Two embryos had the G1376T mutation corrected although in one case, the gene for the G6PD enzyme was only switched off in some of the cells creating a mosaic embryo.
The CRISPR gene editing tool was less effective at correcting the beta41-42 mutation. Out of four embryos, only one had the mutation corrected in every cell. One of the embryos had the mutation corrected in some cells creating a mosaic embryo, and in two instances CRISPR did not work. The team reports that in one of the embryos, CRISPR had an off-target effect and induced an undesirable mutation, although that mutation was successfully corrected.

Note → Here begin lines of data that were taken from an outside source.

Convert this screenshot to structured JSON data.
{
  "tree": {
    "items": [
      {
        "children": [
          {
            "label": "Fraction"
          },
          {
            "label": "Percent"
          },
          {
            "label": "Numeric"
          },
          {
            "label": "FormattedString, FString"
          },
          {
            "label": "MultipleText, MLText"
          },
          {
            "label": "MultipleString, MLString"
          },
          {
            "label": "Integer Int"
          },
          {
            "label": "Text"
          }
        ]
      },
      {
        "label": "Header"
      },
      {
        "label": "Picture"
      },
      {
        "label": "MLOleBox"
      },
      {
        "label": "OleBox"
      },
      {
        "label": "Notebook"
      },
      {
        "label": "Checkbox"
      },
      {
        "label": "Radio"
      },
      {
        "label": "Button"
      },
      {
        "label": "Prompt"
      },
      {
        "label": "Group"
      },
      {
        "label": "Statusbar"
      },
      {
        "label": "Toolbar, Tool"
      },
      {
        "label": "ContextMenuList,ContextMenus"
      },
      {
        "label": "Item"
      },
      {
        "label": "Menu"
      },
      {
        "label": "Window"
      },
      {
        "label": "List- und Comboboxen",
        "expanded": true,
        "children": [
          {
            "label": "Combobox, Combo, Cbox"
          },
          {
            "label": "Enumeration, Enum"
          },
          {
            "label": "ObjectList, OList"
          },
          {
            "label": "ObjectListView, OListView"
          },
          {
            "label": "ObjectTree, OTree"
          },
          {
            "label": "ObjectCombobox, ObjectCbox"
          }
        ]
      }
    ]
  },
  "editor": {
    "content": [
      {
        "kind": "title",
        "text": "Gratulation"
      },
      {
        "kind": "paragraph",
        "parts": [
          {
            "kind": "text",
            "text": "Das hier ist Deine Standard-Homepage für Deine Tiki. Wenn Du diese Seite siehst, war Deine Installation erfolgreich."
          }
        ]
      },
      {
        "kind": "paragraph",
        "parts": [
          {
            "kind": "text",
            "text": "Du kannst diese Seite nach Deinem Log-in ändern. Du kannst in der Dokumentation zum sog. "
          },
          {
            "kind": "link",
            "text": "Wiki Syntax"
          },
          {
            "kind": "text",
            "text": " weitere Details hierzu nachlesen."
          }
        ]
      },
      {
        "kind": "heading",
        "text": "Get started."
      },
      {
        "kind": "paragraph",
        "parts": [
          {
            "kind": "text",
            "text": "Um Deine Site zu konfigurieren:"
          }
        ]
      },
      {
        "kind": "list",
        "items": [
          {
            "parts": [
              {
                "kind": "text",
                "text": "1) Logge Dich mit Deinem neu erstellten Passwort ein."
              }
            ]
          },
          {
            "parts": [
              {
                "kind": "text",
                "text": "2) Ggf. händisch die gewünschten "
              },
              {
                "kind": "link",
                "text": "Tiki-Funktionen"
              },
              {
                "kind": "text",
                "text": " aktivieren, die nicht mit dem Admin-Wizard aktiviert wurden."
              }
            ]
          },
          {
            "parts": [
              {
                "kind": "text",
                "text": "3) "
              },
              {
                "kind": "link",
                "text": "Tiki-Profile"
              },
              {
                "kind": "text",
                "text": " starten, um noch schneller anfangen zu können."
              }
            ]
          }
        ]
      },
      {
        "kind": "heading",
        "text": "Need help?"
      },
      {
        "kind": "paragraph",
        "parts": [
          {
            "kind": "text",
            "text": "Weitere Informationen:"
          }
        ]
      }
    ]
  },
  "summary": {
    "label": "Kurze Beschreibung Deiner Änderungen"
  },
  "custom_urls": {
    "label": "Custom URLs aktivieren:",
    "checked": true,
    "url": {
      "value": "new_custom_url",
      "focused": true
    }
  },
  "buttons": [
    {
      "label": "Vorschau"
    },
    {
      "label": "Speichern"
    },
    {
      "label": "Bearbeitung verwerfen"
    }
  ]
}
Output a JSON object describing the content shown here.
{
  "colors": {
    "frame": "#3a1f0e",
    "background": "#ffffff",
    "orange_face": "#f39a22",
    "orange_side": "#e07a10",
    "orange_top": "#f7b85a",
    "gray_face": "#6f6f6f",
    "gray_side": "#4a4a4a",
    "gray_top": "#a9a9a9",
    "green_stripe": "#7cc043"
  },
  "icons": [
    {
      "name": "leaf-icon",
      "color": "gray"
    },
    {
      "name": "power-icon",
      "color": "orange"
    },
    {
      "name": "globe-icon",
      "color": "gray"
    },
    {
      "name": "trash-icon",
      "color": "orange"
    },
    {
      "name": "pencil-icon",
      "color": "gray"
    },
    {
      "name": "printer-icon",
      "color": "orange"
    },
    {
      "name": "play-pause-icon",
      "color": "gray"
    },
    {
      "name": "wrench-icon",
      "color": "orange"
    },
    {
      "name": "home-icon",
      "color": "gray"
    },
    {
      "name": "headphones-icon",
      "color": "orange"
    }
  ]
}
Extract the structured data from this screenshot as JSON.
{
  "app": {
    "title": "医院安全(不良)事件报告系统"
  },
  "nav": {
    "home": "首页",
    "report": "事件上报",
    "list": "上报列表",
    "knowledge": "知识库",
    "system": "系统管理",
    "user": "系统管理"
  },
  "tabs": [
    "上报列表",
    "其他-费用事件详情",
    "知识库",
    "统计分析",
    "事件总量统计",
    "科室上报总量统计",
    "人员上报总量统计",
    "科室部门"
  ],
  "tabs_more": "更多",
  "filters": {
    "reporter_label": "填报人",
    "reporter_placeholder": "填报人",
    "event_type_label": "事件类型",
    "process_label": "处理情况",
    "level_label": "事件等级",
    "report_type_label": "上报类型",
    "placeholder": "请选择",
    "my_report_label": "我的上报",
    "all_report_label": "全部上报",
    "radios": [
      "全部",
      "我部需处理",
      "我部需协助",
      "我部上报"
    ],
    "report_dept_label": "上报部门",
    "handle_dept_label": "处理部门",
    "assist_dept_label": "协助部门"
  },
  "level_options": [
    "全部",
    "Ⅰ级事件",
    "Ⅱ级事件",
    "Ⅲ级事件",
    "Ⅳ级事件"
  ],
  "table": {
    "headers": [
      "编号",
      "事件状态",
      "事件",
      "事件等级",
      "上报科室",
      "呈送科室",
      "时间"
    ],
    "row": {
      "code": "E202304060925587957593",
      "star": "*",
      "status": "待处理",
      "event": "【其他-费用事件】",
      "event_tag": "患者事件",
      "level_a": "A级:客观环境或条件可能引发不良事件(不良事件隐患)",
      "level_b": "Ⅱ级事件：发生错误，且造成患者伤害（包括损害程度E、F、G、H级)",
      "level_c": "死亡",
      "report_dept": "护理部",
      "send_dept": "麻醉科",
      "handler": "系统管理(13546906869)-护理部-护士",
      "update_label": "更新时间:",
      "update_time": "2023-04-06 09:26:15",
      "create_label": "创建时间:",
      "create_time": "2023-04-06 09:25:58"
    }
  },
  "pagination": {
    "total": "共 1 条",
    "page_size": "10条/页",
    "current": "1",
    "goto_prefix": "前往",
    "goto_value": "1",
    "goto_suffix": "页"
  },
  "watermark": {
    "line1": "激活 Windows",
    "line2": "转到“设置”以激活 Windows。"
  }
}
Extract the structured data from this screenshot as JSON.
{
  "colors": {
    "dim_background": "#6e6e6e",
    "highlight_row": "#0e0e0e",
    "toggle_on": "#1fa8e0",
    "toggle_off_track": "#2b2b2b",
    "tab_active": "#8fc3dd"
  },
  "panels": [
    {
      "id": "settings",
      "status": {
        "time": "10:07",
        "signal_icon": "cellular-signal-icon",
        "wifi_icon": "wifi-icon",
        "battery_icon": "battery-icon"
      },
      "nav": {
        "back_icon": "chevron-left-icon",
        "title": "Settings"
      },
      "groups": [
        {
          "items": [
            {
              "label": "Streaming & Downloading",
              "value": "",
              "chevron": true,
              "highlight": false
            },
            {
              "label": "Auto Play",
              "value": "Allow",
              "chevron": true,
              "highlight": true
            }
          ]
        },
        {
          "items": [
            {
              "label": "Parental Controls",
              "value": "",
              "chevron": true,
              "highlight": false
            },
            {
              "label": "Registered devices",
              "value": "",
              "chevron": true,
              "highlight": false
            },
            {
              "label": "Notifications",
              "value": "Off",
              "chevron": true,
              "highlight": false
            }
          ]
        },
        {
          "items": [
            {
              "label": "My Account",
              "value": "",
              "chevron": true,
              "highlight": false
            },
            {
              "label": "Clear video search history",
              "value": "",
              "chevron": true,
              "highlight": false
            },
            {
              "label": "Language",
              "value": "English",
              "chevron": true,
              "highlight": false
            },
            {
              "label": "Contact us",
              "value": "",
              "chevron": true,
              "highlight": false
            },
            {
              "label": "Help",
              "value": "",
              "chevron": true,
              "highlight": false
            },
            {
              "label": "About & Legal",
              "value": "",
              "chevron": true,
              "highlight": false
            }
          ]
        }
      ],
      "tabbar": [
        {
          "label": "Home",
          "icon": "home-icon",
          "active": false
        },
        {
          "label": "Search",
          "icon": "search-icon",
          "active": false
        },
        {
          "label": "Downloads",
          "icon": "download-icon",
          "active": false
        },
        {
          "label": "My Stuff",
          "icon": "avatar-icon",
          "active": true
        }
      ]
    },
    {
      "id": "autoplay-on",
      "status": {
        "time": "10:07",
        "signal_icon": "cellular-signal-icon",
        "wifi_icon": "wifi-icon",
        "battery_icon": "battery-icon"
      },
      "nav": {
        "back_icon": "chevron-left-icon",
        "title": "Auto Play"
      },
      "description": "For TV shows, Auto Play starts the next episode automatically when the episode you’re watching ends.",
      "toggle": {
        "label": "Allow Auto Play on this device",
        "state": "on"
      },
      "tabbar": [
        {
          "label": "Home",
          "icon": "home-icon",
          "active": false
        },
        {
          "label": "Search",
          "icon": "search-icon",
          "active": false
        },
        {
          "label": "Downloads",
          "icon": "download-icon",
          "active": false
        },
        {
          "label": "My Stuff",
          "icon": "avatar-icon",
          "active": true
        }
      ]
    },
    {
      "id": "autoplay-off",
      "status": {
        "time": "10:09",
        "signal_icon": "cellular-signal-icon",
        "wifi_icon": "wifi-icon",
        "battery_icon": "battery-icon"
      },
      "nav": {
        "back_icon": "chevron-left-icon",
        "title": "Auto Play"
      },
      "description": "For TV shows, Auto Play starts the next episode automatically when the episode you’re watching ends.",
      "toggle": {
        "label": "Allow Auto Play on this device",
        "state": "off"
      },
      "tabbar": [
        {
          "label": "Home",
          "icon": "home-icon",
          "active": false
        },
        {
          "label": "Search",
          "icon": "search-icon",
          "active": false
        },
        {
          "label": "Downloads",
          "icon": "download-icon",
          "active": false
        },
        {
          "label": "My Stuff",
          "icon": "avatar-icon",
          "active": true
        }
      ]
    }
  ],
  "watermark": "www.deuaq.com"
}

The results of the study are promising, but the failure rate is too great for the technique to be used in a clinical setting. In order for that to happen, the scientists would need to further develop their technique to prevent mosaic embryos. One method that may prove effective is to conduct the gene editing on eggs and sperm prior to fertilization.
The researchers’ paper – CRISPR/Cas9-mediated gene editing in human zygotes using Cas9 protein – was recently published in Molecular Genetics and Genomics.